Three representative waters were selected for comparison. Region one is a large lake. Due to the presence of surrounding vegetation and shadows, the multi-classification model extraction is ineffective, resulting in a significant number of misclassifications. However, when more attention is paid to this category, the phenomenon of misclassification is improved. Region two is a large river whose shape is usually more complicated, showing curved or bifurcated shapes. This often leads to misclassification at the edge of the water body. However, the optimized visualization results are relatively complete. Region three consists of small rivers, where the surrounding vegetation and shadows significantly interfere with the classification of small rivers, resulting in disconnection. However, the small rivers can maintain their inherent shape after optimization. In general, the optimized results significantly improve the phenomenon of misclassification and disconnection and enhance the overall coherence of water.
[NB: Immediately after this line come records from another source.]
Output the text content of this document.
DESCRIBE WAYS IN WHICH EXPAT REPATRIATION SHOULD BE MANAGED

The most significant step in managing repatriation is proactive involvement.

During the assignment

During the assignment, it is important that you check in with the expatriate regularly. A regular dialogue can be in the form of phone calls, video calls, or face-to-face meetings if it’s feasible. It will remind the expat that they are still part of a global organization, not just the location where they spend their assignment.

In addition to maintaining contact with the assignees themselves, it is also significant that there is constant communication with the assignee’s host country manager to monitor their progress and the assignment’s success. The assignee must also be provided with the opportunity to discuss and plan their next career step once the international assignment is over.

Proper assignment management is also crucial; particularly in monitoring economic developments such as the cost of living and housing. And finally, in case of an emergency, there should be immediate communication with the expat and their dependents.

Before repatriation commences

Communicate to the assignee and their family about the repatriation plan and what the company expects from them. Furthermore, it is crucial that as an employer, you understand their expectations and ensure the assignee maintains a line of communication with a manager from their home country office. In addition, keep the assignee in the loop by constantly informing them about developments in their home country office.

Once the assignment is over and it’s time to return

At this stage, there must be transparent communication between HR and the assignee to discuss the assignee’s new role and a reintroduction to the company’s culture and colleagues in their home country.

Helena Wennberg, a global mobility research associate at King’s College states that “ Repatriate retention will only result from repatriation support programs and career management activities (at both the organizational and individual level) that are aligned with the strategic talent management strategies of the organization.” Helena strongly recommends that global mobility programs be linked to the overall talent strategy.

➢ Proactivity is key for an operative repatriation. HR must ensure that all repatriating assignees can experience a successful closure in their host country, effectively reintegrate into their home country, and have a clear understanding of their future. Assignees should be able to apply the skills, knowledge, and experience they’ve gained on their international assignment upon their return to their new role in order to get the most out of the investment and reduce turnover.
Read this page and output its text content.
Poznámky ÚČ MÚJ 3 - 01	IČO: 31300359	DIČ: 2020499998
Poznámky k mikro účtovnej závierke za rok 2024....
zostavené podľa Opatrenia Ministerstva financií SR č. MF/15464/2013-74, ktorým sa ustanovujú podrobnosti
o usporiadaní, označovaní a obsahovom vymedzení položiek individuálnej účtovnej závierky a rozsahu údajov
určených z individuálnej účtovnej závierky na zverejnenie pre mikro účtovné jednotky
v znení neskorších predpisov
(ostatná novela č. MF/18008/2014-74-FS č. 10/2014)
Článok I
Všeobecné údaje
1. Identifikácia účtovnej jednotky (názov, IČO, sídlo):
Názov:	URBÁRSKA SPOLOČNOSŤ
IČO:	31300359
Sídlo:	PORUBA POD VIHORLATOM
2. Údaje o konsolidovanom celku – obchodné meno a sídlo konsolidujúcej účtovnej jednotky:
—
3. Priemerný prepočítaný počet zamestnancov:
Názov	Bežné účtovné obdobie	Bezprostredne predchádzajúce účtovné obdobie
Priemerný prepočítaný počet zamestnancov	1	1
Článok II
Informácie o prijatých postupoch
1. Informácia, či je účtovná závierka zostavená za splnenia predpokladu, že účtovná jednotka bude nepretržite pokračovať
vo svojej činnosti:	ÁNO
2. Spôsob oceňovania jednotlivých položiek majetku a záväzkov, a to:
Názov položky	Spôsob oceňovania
Secondly, we used the voting method to integrate the road and water prediction results into the multi-classification prediction results, which improved the generalization ability of slender objects in complex scenarios. Figure 13 illustrates the land-cover classification results before and after the integration of slender features, from which it can be seen that the problems of missed detection and disconnection of roads and water are effectively solved after the integration. The overall classification results are more in line with the real-world geographical scene distribution.

6. Conclusions

This paper proposes a mapping framework for fine-grained land-cover classification, aiming to produce large-scale land-cover products with fine-grained land-cover types. Firstly, we propose an iterative method for a fine-grained classification system, exploring a stable classification system tailored to a specific sensor for the target area. Through multiple iterations and the optimization of the classification system, we ultimately constructed a stable classification system for Sentinel-2 data, encompassing 23 land-cover types. Furthermore, we enhanced the model by introducing a pyramid pooling module on the basis of Swin-UNet and designed a combination loss function based on class balance. Additionally, while leveraging spatial relationships in natural features as clues, we used a voting algorithm to integrate predictions from the overall classification model and slender features. This approach addresses the challenges encountered in large-scale scenes, such as varying scales of target features, imbalanced sample quantities, and the weak connectivity of slender features.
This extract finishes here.